Auswirkungen und Reaktionen
Die Enthüllungen über die mögliche Verstrickung von Telegram in russische Überwachungsaktivitäten haben unter Datenschützern und Nutzern weltweit Besorgnis ausgelöst. Besonders in Ländern, die für ihre strenge Kontrolle der digitalen Kommunikation bekannt sind, könnte das Vertrauen in die Plattform schwer beschädigt werden.
Einige Experten warnen davor, dass die Möglichkeit des Zugriffs durch den FSB schwerwiegende Folgen für Menschenrechtsaktivisten und politische Gegner haben könnte, die sich auf die vermeintliche Sicherheit von Telegram verlassen haben. Diese Entwicklung könnte auch die weitere Expansion von Telegram in Regionen wie Europa und Nordamerika behindern, wo der Schutz der Privatsphäre ein wichtiges Thema ist.

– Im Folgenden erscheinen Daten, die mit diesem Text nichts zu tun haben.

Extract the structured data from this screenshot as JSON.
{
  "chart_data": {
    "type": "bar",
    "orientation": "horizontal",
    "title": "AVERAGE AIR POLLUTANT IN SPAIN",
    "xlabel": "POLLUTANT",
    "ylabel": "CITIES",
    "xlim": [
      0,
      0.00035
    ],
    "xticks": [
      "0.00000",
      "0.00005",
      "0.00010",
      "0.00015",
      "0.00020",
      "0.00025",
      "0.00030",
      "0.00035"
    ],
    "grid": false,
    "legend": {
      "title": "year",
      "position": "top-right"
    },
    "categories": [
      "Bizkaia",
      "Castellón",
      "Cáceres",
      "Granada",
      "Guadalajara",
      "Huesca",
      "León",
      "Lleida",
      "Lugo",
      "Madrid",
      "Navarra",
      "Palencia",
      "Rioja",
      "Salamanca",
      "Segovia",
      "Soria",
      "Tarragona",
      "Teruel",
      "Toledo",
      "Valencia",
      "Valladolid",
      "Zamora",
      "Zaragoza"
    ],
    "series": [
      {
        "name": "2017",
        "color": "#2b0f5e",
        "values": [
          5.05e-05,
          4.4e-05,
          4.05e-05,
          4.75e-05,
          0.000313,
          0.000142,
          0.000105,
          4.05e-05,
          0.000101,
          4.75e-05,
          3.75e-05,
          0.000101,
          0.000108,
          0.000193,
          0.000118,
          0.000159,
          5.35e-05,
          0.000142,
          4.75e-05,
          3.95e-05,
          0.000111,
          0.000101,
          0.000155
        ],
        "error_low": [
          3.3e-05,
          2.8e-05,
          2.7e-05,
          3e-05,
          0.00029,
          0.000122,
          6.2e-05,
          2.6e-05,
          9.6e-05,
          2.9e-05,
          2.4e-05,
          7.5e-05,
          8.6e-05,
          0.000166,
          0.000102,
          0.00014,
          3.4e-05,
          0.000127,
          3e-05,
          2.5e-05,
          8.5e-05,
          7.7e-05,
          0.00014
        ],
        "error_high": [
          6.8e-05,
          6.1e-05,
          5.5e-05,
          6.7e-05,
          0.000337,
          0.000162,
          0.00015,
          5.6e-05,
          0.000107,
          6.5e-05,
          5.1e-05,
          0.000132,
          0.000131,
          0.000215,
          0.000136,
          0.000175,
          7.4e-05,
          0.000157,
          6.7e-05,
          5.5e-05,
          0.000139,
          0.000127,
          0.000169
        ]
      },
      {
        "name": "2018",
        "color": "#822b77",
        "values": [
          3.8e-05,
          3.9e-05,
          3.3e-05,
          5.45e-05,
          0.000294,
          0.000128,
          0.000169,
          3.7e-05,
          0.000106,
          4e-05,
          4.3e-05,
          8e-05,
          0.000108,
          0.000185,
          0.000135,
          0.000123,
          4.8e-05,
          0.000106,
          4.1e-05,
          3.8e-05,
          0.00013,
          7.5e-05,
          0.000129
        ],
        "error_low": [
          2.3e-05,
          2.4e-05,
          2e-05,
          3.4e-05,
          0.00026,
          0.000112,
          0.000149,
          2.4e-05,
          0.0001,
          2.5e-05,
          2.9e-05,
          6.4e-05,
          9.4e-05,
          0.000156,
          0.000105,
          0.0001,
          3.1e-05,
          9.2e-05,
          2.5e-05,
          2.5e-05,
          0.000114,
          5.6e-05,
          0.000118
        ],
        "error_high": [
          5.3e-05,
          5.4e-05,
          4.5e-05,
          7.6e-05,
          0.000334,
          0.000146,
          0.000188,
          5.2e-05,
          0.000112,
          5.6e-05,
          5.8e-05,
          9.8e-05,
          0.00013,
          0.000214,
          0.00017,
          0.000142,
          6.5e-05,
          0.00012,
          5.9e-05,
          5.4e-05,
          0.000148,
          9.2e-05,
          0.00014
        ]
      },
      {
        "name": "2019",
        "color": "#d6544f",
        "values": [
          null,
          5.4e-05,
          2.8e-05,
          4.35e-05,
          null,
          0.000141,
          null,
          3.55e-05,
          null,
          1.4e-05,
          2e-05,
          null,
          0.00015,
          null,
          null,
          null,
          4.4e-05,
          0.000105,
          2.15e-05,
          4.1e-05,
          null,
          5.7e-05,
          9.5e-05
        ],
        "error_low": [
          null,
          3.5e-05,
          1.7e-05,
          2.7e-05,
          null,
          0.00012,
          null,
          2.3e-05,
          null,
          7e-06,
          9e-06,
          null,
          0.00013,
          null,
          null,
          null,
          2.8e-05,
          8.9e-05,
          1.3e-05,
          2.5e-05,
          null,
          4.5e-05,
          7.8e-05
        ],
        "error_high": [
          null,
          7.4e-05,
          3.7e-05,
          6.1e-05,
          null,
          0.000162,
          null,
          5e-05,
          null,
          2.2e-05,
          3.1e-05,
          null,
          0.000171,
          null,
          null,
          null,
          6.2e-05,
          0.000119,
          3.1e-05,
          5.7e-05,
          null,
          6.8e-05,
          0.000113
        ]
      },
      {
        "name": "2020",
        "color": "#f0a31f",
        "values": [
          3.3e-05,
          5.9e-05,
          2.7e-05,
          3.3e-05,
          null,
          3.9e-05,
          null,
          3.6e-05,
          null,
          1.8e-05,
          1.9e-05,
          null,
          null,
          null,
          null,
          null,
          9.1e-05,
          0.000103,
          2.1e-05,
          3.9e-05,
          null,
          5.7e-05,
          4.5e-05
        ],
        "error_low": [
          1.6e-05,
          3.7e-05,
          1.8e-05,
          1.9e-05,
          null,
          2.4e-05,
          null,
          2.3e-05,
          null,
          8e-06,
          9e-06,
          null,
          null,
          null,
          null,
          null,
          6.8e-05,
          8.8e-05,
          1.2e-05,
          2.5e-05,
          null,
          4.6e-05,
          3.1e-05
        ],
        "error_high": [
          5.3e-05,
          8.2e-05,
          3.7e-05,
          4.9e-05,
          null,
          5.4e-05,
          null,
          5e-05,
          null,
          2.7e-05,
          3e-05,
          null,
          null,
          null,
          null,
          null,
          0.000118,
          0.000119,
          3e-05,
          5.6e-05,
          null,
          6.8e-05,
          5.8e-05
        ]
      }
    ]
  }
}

Telegram selbst hat in der Vergangenheit mehrmals betont, dass es keine Kooperation mit staatlichen Akteuren eingeht und weiterhin für die Sicherheit und Privatsphäre seiner Nutzer einsteht.
Zukünftige Entwicklungen
Da die Untersuchung über die möglichen Verbindungen von Telegram zum FSB weitergeht, wird die globale Reaktion entscheidend sein. Neue regulatorische Maßnahmen oder Sanktionen könnten die Geschäftspraktiken weiter beeinflussen und die Dynamik zwischen Russland und westlichen Technologien verändern.
Es bleibt abzuwarten, ob Telegram seine Sicherheitsrichtlinien ändern wird, um das Vertrauen der Nutzer zurückzugewinnen. Angesichts dieser Kontroversen könnte die Plattform gezwungen sein, transparenter zu werden, insbesondere hinsichtlich der Verwaltung ihrer Serverinfrastruktur und der Beziehung zu ihren Auftragnehmern.